И в самом деле, через всё поле сеяный лес — ровные, как стрелки, дерева; за ними другой, повыше, тоже молодник; за ними старый лесняк, и всё один выше другого. Потом опять полоса поля, покрытая густым лесом, и снова таким же образ молодой лес, и опять старый. И три раза проехали, как сквозь ворота стен, сквозь леса.
— Это всё у него выросло каких-нибудь лет в восемь, в десять, что у другого и в двадцать <не вырастет>.
— Как же это он сделал?
— Расспросите у него. Это землевед такой, у него ничего нет даром. Мало что он почву знает, как знает, какое соседство для кого нужно, возле какого хлеба какие дерева. Всякий у него три, четыре должности разом отправляет. Лес у него, кроме того что для леса, нужен затем, чтобы в таком-то месте не столько-то влаги прибавить полям, на столько-то унавозить падающим листом, на столько-то дать тени. Когда вокруг засуха, у него нет засухи; когда вокруг неурожай, у него нет неурожая. Жаль, что я сам мало эти вещи знаю, не умею рассказать, а у него такие штуки… Его называют колдуном.
«В самом деле, это изумительный муж, — подумал Чичиков. — Весьма прискорбно, что молодой человек поверхностен и не умеет рассказать».
Наконец показалась деревня. Как бы город какой, высыпалась она множеством изб на трёх возвышениях, увенчанных тремя церквами, переграждённая повсюду исполинскими скирдами и кладями. «Да, — подумал Чичиков, — видно, что живет хозяин-туз». Избы все крепкие, улицы торные; стояла ли где телега — телега была крепкая и новёшенькая; мужик попадался с каким-то умным выражением лица; рогатый скот на отбор; даже крестьянская семья глядела дворянином.
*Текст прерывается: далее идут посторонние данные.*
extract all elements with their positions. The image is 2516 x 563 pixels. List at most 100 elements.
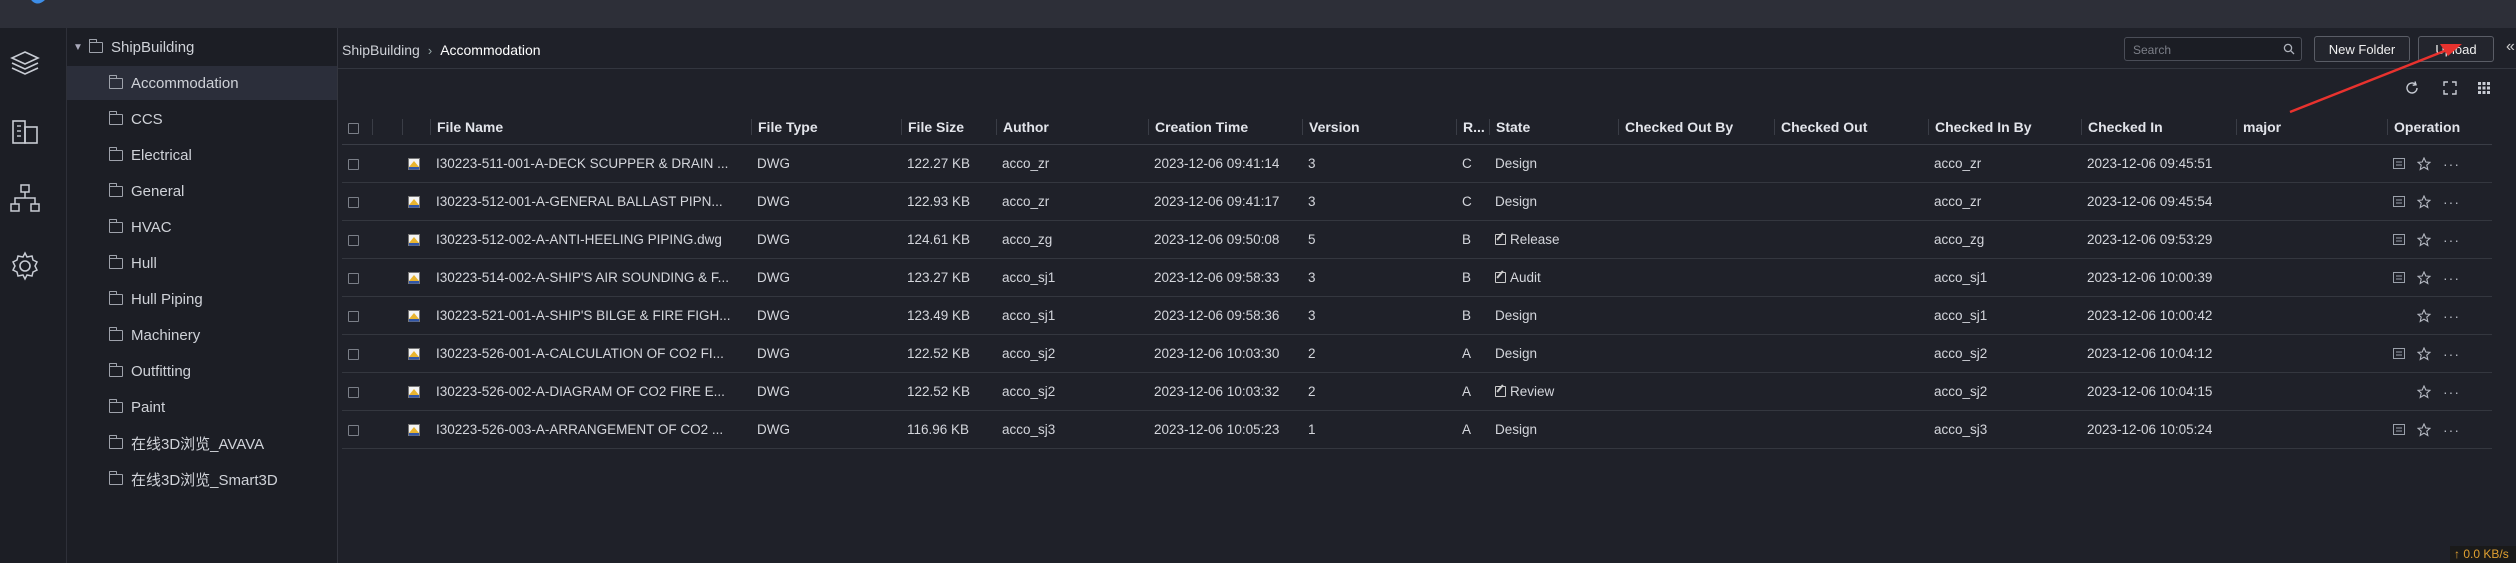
column-header-file-type[interactable]: File Type	[751, 110, 901, 145]
table-row[interactable]: I30223-526-003-A-ARRANGEMENT OF CO2 ... D…	[342, 410, 2492, 449]
file-name-cell[interactable]: I30223-514-002-A-SHIP'S AIR SOUNDING & F…	[430, 258, 751, 297]
star-icon[interactable]	[2417, 232, 2431, 247]
row-checkbox-cell[interactable]	[342, 410, 372, 449]
file-name-cell[interactable]: I30223-512-001-A-GENERAL BALLAST PIPN...	[430, 182, 751, 221]
row-checkbox[interactable]	[348, 386, 359, 398]
row-checkbox[interactable]	[348, 348, 359, 360]
comment-icon[interactable]	[2393, 272, 2405, 284]
tree-item[interactable]: Outfitting	[67, 354, 337, 388]
row-checkbox[interactable]	[348, 424, 359, 436]
column-header-file-name[interactable]: File Name	[430, 110, 751, 145]
tree-item[interactable]: Machinery	[67, 318, 337, 352]
column-header-version[interactable]: Version	[1302, 110, 1456, 145]
star-icon[interactable]	[2417, 346, 2431, 361]
table-row[interactable]: I30223-512-002-A-ANTI-HEELING PIPING.dwg…	[342, 220, 2492, 259]
tree-item[interactable]: CCS	[67, 102, 337, 136]
file-name-cell[interactable]: I30223-526-001-A-CALCULATION OF CO2 FI..…	[430, 334, 751, 373]
grid-view-icon[interactable]	[2476, 80, 2492, 96]
star-icon[interactable]	[2417, 194, 2431, 209]
column-header-checked-in[interactable]: Checked In	[2081, 110, 2236, 145]
building-icon[interactable]	[8, 114, 42, 148]
column-header-state[interactable]: State	[1489, 110, 1618, 145]
checked-out-cell	[1774, 144, 1928, 183]
file-name-cell[interactable]: I30223-526-003-A-ARRANGEMENT OF CO2 ...	[430, 410, 751, 449]
column-header-checked-out-by[interactable]: Checked Out By	[1618, 110, 1774, 145]
comment-icon[interactable]	[2393, 158, 2405, 170]
star-icon[interactable]	[2417, 422, 2431, 437]
more-options-icon[interactable]: ···	[2443, 156, 2460, 172]
column-header-checked-out[interactable]: Checked Out	[1774, 110, 1928, 145]
tree-item[interactable]: Hull	[67, 246, 337, 280]
select-all-checkbox[interactable]	[348, 122, 359, 134]
more-options-icon[interactable]: ···	[2443, 308, 2460, 324]
file-name-cell[interactable]: I30223-512-002-A-ANTI-HEELING PIPING.dwg	[430, 220, 751, 259]
more-options-icon[interactable]: ···	[2443, 422, 2460, 438]
row-checkbox-cell[interactable]	[342, 334, 372, 373]
star-icon[interactable]	[2417, 308, 2431, 323]
folder-icon	[109, 398, 123, 413]
column-header-revision[interactable]: R...	[1456, 110, 1489, 145]
file-name-cell[interactable]: I30223-521-001-A-SHIP'S BILGE & FIRE FIG…	[430, 296, 751, 335]
row-checkbox-cell[interactable]	[342, 372, 372, 411]
more-options-icon[interactable]: ···	[2443, 270, 2460, 286]
more-options-icon[interactable]: ···	[2443, 194, 2460, 210]
column-header-author[interactable]: Author	[996, 110, 1148, 145]
tree-root-shipbuilding[interactable]: ▼ ShipBuilding	[67, 30, 343, 64]
column-header-file-size[interactable]: File Size	[901, 110, 996, 145]
file-name-cell[interactable]: I30223-511-001-A-DECK SCUPPER & DRAIN ..…	[430, 144, 751, 183]
upload-button[interactable]: Upload	[2418, 36, 2494, 62]
tree-item[interactable]: Accommodation	[67, 66, 337, 100]
file-name-cell[interactable]: I30223-526-002-A-DIAGRAM OF CO2 FIRE E..…	[430, 372, 751, 411]
header-icon-spacer	[402, 110, 430, 145]
row-checkbox[interactable]	[348, 158, 359, 170]
column-header-creation-time[interactable]: Creation Time	[1148, 110, 1302, 145]
org-hierarchy-icon[interactable]	[8, 181, 42, 215]
comment-icon[interactable]	[2393, 196, 2405, 208]
table-row[interactable]: I30223-526-001-A-CALCULATION OF CO2 FI..…	[342, 334, 2492, 373]
tree-item[interactable]: Electrical	[67, 138, 337, 172]
collapse-panel-icon[interactable]: «	[2506, 38, 2515, 56]
row-checkbox-cell[interactable]	[342, 296, 372, 335]
layers-icon[interactable]	[8, 46, 42, 80]
row-checkbox[interactable]	[348, 272, 359, 284]
more-options-icon[interactable]: ···	[2443, 384, 2460, 400]
star-icon[interactable]	[2417, 156, 2431, 171]
caret-down-icon[interactable]: ▼	[73, 42, 89, 53]
row-checkbox[interactable]	[348, 196, 359, 208]
comment-icon[interactable]	[2393, 424, 2405, 436]
row-checkbox-cell[interactable]	[342, 144, 372, 183]
table-row[interactable]: I30223-511-001-A-DECK SCUPPER & DRAIN ..…	[342, 144, 2492, 183]
row-checkbox[interactable]	[348, 234, 359, 246]
breadcrumb-item-shipbuilding[interactable]: ShipBuilding	[342, 42, 420, 58]
row-checkbox-cell[interactable]	[342, 258, 372, 297]
tree-item[interactable]: Hull Piping	[67, 282, 337, 316]
tree-item[interactable]: General	[67, 174, 337, 208]
star-icon[interactable]	[2417, 270, 2431, 285]
table-row[interactable]: I30223-521-001-A-SHIP'S BILGE & FIRE FIG…	[342, 296, 2492, 335]
table-row[interactable]: I30223-514-002-A-SHIP'S AIR SOUNDING & F…	[342, 258, 2492, 297]
checked-out-by-cell	[1618, 220, 1774, 259]
table-row[interactable]: I30223-512-001-A-GENERAL BALLAST PIPN...…	[342, 182, 2492, 221]
more-options-icon[interactable]: ···	[2443, 232, 2460, 248]
comment-icon[interactable]	[2393, 234, 2405, 246]
new-folder-button[interactable]: New Folder	[2314, 36, 2410, 62]
refresh-icon[interactable]	[2404, 80, 2420, 96]
row-checkbox-cell[interactable]	[342, 182, 372, 221]
row-checkbox-cell[interactable]	[342, 220, 372, 259]
gear-icon[interactable]	[8, 249, 42, 283]
more-options-icon[interactable]: ···	[2443, 346, 2460, 362]
table-row[interactable]: I30223-526-002-A-DIAGRAM OF CO2 FIRE E..…	[342, 372, 2492, 411]
star-icon[interactable]	[2417, 384, 2431, 399]
row-checkbox[interactable]	[348, 310, 359, 322]
search-input[interactable]	[2125, 38, 2275, 62]
search-icon[interactable]	[2283, 43, 2295, 55]
tree-item[interactable]: 在线3D浏览_Smart3D	[67, 462, 337, 496]
comment-icon[interactable]	[2393, 348, 2405, 360]
column-header-major[interactable]: major	[2236, 110, 2387, 145]
column-header-checked-in-by[interactable]: Checked In By	[1928, 110, 2081, 145]
fullscreen-icon[interactable]	[2442, 80, 2458, 96]
tree-item[interactable]: Paint	[67, 390, 337, 424]
tree-item[interactable]: HVAC	[67, 210, 337, 244]
header-select-all[interactable]	[342, 110, 372, 145]
tree-item[interactable]: 在线3D浏览_AVAVA	[67, 426, 337, 460]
Так и видно, что здесь именно живут те мужики, которые гребут, как поётся в песне, серебро лопатой. Не было тут аглицких парков и газонов со всякими затеями, но, по-старинному, шёл проспект амбаров и рабочих домов вплоть до самого дому, чтобы всё было видно барину, что ни делается вокруг его; и в довершение — поверх дома фонарь обозревал на пятнадцать вёрст кругом всю окольность. У крыльца их встретили слуги, расторопные, совсем не похожие на пьяницу Петрушку, хотя на них и не было фраков, казацкие чекмени синего домашнего сукна.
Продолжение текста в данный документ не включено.